When I lived in England Anglicans almost universally referred to the Catholic Church as “the Roman Catholic Church.” They would emphasize the word “Roman”. The subtext was, “We Anglicans are Catholics too you know. It’s just that we’re not ‘Roman’ Catholics.”
Very often this was accompanied by a branch of the Dan Brown school of church history in which Christianity came to Britain directly by Joseph of Arimathea. They would explain that he founded the Celtic Church which was independent of “Roman hierarchical authority.” This Celtic Church was in tune with nature, valued women’s ministry, was democratic and well, pretty much the way Anglicanism is today…” Then at the Synod of Whitby the Roman Catholic Church began to assert it’s harsh, foreign and hierarchical authority. At the Reformation the true, unsullied, English Catholicism was restored. Unfortunately there is virtually no evidence for this theory, but they cling to it still in one form or another. To read more about this idea here’s an article I wrote on it some time ago.

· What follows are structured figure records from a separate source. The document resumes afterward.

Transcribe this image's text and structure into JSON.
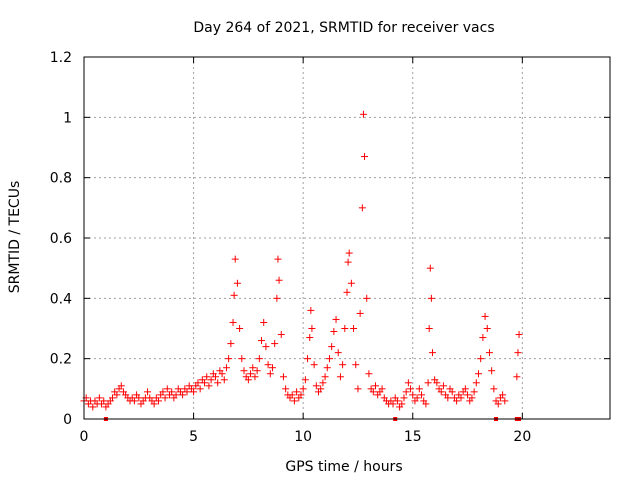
{
  "chart_data": {
    "type": "scatter",
    "title": "Day 264 of 2021, SRMTID for receiver vacs",
    "xlabel": "GPS time / hours",
    "ylabel": "SRMTID / TECUs",
    "xlim": [
      0,
      24
    ],
    "ylim": [
      0,
      1.2
    ],
    "x_ticks": [
      0,
      5,
      10,
      15,
      20
    ],
    "x_tick_labels": [
      "0",
      "5",
      "10",
      "15",
      "20"
    ],
    "y_ticks": [
      0,
      0.2,
      0.4,
      0.6,
      0.8,
      1,
      1.2
    ],
    "y_tick_labels": [
      "0",
      "0.2",
      "0.4",
      "0.6",
      "0.8",
      "1",
      "1.2"
    ],
    "grid": true,
    "marker": "plus",
    "series": [
      {
        "name": "SRMTID",
        "color": "#ff0000",
        "points": [
          [
            0.0,
            0.06
          ],
          [
            0.1,
            0.07
          ],
          [
            0.2,
            0.05
          ],
          [
            0.3,
            0.06
          ],
          [
            0.4,
            0.04
          ],
          [
            0.5,
            0.06
          ],
          [
            0.6,
            0.05
          ],
          [
            0.7,
            0.07
          ],
          [
            0.8,
            0.05
          ],
          [
            0.9,
            0.06
          ],
          [
            1.0,
            0.04
          ],
          [
            1.1,
            0.05
          ],
          [
            1.2,
            0.06
          ],
          [
            1.3,
            0.07
          ],
          [
            1.4,
            0.09
          ],
          [
            1.5,
            0.08
          ],
          [
            1.6,
            0.1
          ],
          [
            1.7,
            0.11
          ],
          [
            1.8,
            0.09
          ],
          [
            1.9,
            0.08
          ],
          [
            2.0,
            0.07
          ],
          [
            2.1,
            0.06
          ],
          [
            2.2,
            0.07
          ],
          [
            2.3,
            0.06
          ],
          [
            2.4,
            0.08
          ],
          [
            2.5,
            0.07
          ],
          [
            2.6,
            0.05
          ],
          [
            2.7,
            0.06
          ],
          [
            2.8,
            0.07
          ],
          [
            2.9,
            0.09
          ],
          [
            3.0,
            0.07
          ],
          [
            3.1,
            0.06
          ],
          [
            3.2,
            0.05
          ],
          [
            3.3,
            0.07
          ],
          [
            3.4,
            0.06
          ],
          [
            3.5,
            0.08
          ],
          [
            3.6,
            0.09
          ],
          [
            3.7,
            0.07
          ],
          [
            3.8,
            0.1
          ],
          [
            3.9,
            0.08
          ],
          [
            4.0,
            0.09
          ],
          [
            4.1,
            0.07
          ],
          [
            4.2,
            0.08
          ],
          [
            4.3,
            0.1
          ],
          [
            4.4,
            0.09
          ],
          [
            4.5,
            0.08
          ],
          [
            4.6,
            0.1
          ],
          [
            4.7,
            0.09
          ],
          [
            4.8,
            0.11
          ],
          [
            4.9,
            0.1
          ],
          [
            5.0,
            0.09
          ],
          [
            5.1,
            0.11
          ],
          [
            5.2,
            0.12
          ],
          [
            5.3,
            0.1
          ],
          [
            5.4,
            0.13
          ],
          [
            5.5,
            0.12
          ],
          [
            5.6,
            0.14
          ],
          [
            5.7,
            0.11
          ],
          [
            5.8,
            0.13
          ],
          [
            5.9,
            0.15
          ],
          [
            6.0,
            0.14
          ],
          [
            6.1,
            0.12
          ],
          [
            6.2,
            0.16
          ],
          [
            6.3,
            0.15
          ],
          [
            6.4,
            0.13
          ],
          [
            6.5,
            0.17
          ],
          [
            6.6,
            0.2
          ],
          [
            6.7,
            0.25
          ],
          [
            6.8,
            0.32
          ],
          [
            6.85,
            0.41
          ],
          [
            6.9,
            0.53
          ],
          [
            7.0,
            0.45
          ],
          [
            7.1,
            0.3
          ],
          [
            7.2,
            0.2
          ],
          [
            7.3,
            0.16
          ],
          [
            7.4,
            0.14
          ],
          [
            7.5,
            0.13
          ],
          [
            7.6,
            0.15
          ],
          [
            7.7,
            0.17
          ],
          [
            7.8,
            0.14
          ],
          [
            7.9,
            0.16
          ],
          [
            8.0,
            0.2
          ],
          [
            8.1,
            0.26
          ],
          [
            8.2,
            0.32
          ],
          [
            8.3,
            0.24
          ],
          [
            8.4,
            0.18
          ],
          [
            8.5,
            0.15
          ],
          [
            8.6,
            0.17
          ],
          [
            8.7,
            0.25
          ],
          [
            8.8,
            0.4
          ],
          [
            8.85,
            0.53
          ],
          [
            8.9,
            0.46
          ],
          [
            9.0,
            0.28
          ],
          [
            9.1,
            0.14
          ],
          [
            9.2,
            0.1
          ],
          [
            9.3,
            0.08
          ],
          [
            9.4,
            0.07
          ],
          [
            9.5,
            0.08
          ],
          [
            9.6,
            0.06
          ],
          [
            9.7,
            0.09
          ],
          [
            9.8,
            0.07
          ],
          [
            9.9,
            0.08
          ],
          [
            10.0,
            0.1
          ],
          [
            10.1,
            0.13
          ],
          [
            10.2,
            0.2
          ],
          [
            10.3,
            0.27
          ],
          [
            10.35,
            0.36
          ],
          [
            10.4,
            0.3
          ],
          [
            10.5,
            0.18
          ],
          [
            10.6,
            0.11
          ],
          [
            10.7,
            0.09
          ],
          [
            10.8,
            0.1
          ],
          [
            10.9,
            0.12
          ],
          [
            11.0,
            0.14
          ],
          [
            11.1,
            0.17
          ],
          [
            11.2,
            0.2
          ],
          [
            11.3,
            0.24
          ],
          [
            11.4,
            0.29
          ],
          [
            11.5,
            0.33
          ],
          [
            11.6,
            0.22
          ],
          [
            11.7,
            0.14
          ],
          [
            11.8,
            0.18
          ],
          [
            11.9,
            0.3
          ],
          [
            12.0,
            0.42
          ],
          [
            12.05,
            0.52
          ],
          [
            12.1,
            0.55
          ],
          [
            12.2,
            0.45
          ],
          [
            12.3,
            0.3
          ],
          [
            12.4,
            0.18
          ],
          [
            12.5,
            0.1
          ],
          [
            12.6,
            0.35
          ],
          [
            12.7,
            0.7
          ],
          [
            12.75,
            1.01
          ],
          [
            12.8,
            0.87
          ],
          [
            12.9,
            0.4
          ],
          [
            13.0,
            0.15
          ],
          [
            13.1,
            0.1
          ],
          [
            13.2,
            0.09
          ],
          [
            13.3,
            0.11
          ],
          [
            13.4,
            0.08
          ],
          [
            13.5,
            0.09
          ],
          [
            13.6,
            0.1
          ],
          [
            13.7,
            0.07
          ],
          [
            13.8,
            0.06
          ],
          [
            13.9,
            0.05
          ],
          [
            14.0,
            0.06
          ],
          [
            14.1,
            0.05
          ],
          [
            14.2,
            0.07
          ],
          [
            14.3,
            0.06
          ],
          [
            14.4,
            0.04
          ],
          [
            14.5,
            0.05
          ],
          [
            14.6,
            0.07
          ],
          [
            14.7,
            0.09
          ],
          [
            14.8,
            0.12
          ],
          [
            14.9,
            0.1
          ],
          [
            15.0,
            0.08
          ],
          [
            15.1,
            0.06
          ],
          [
            15.2,
            0.07
          ],
          [
            15.3,
            0.1
          ],
          [
            15.4,
            0.08
          ],
          [
            15.5,
            0.06
          ],
          [
            15.6,
            0.05
          ],
          [
            15.7,
            0.12
          ],
          [
            15.75,
            0.3
          ],
          [
            15.8,
            0.5
          ],
          [
            15.85,
            0.4
          ],
          [
            15.9,
            0.22
          ],
          [
            16.0,
            0.13
          ],
          [
            16.1,
            0.12
          ],
          [
            16.2,
            0.1
          ],
          [
            16.3,
            0.09
          ],
          [
            16.4,
            0.11
          ],
          [
            16.5,
            0.08
          ],
          [
            16.6,
            0.07
          ],
          [
            16.7,
            0.1
          ],
          [
            16.8,
            0.09
          ],
          [
            16.9,
            0.07
          ],
          [
            17.0,
            0.06
          ],
          [
            17.1,
            0.08
          ],
          [
            17.2,
            0.07
          ],
          [
            17.3,
            0.09
          ],
          [
            17.4,
            0.1
          ],
          [
            17.5,
            0.08
          ],
          [
            17.6,
            0.06
          ],
          [
            17.7,
            0.07
          ],
          [
            17.8,
            0.09
          ],
          [
            17.9,
            0.12
          ],
          [
            18.0,
            0.15
          ],
          [
            18.1,
            0.2
          ],
          [
            18.2,
            0.27
          ],
          [
            18.3,
            0.34
          ],
          [
            18.4,
            0.3
          ],
          [
            18.5,
            0.22
          ],
          [
            18.6,
            0.16
          ],
          [
            18.7,
            0.1
          ],
          [
            18.8,
            0.06
          ],
          [
            18.9,
            0.05
          ],
          [
            19.0,
            0.07
          ],
          [
            19.1,
            0.08
          ],
          [
            19.2,
            0.06
          ],
          [
            19.75,
            0.14
          ],
          [
            19.8,
            0.22
          ],
          [
            19.85,
            0.28
          ]
        ]
      }
    ],
    "gap_markers_x": [
      1.0,
      14.2,
      18.8,
      19.75,
      19.85
    ]
  }
}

They like to say, “Romanism is just one form of Catholicism.” In addition to this the word “Romanism” or the “Roman” prefix is very often linked with an incurable English snobbery and racism. So the Anglicans would say in a delightfully snide way, “The Roman Catholic Church! The Church for Italian waiters and Irish ditch diggers!” It’s nice in an old fashioned Miss Marple English sort of way I guess. All Oscar Wilde quips, tea and lace and fine china for the old ladies (of both genders and all ages).

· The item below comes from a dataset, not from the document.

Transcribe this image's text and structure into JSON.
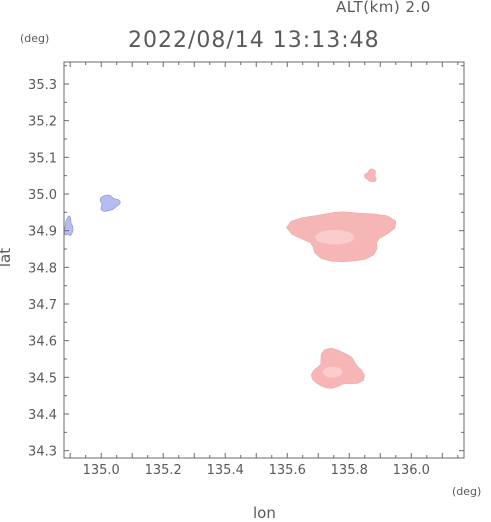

I don’t really mind this sort of thing. It adds to the quaint charm of the Church of England.
However, a couple of things should be observed. First, by its very definition there can be only one Catholic Church. Saying, “We’re Catholic just not Roman Catholic.” is a contradiction in terms. It’s like a fellow on a dude ranch in Sweden saying, “I’m a Texan, just not an American Texan.” Saying “Romanism is just one form of Catholicism” is like a person who runs an English tea room in Los Angeles saying, “Of course being an English subject is just one expression of Englishness.” That’s nonsense. Anglicans shouldn’t deceive themselves. They may do things in a Catholic way, and that’s very nice indeed, but dressing up like a Catholic doesn’t make you a Catholic. Believing Catholic doctrine and using a Catholic liturgy is very nice too and a darn sight better than not doing so, but that also does not make you a Catholic.
Being a Catholic is defined by being in full communion with the Bishop of Rome, and if you don’t mind we’ll define what being a member of our church consists of just as you, quite rightly, would define yours. We don’t mind at all if you imitate us, and we’re flattered that you want to be Catholic in many ways and we encourage you in this enterprise, and seek fellowship with you as our brothers and sisters in Christ. We acknowledge your many gifts and the service you bring to Christ and his church and we value our relationship and seek for fraternal charity to be nurtured, but within this same spirit of charity we also wish to correct your mis apprehension that you are Catholics.
You are not. Your church was founded in a violent and rapacious revolution that deliberately broke communion with the successor of Peter, and that wound to the unity of Christ’s body has been made worse through the conscious and intentional decisions your church has made over the last forty years.
I realize what I have written may anger and offend some Anglicans, but healthy relationships are based on honesty and clarity. I, for one, find that one of the greatest obstacles to unity is the number of Anglicans who still–despite the events of the last decades–maintain that they are Catholic. With all sorts of subtlety, smoke and mirrors they maintain this fiction.
If only they could see, from a Catholic perspective, how sad and silly they appear. Once I became a Catholic I looked back on the arguments I made and the positions I took and I was ashamed of how much I had believed the lies of others and worst of all, lied to myself.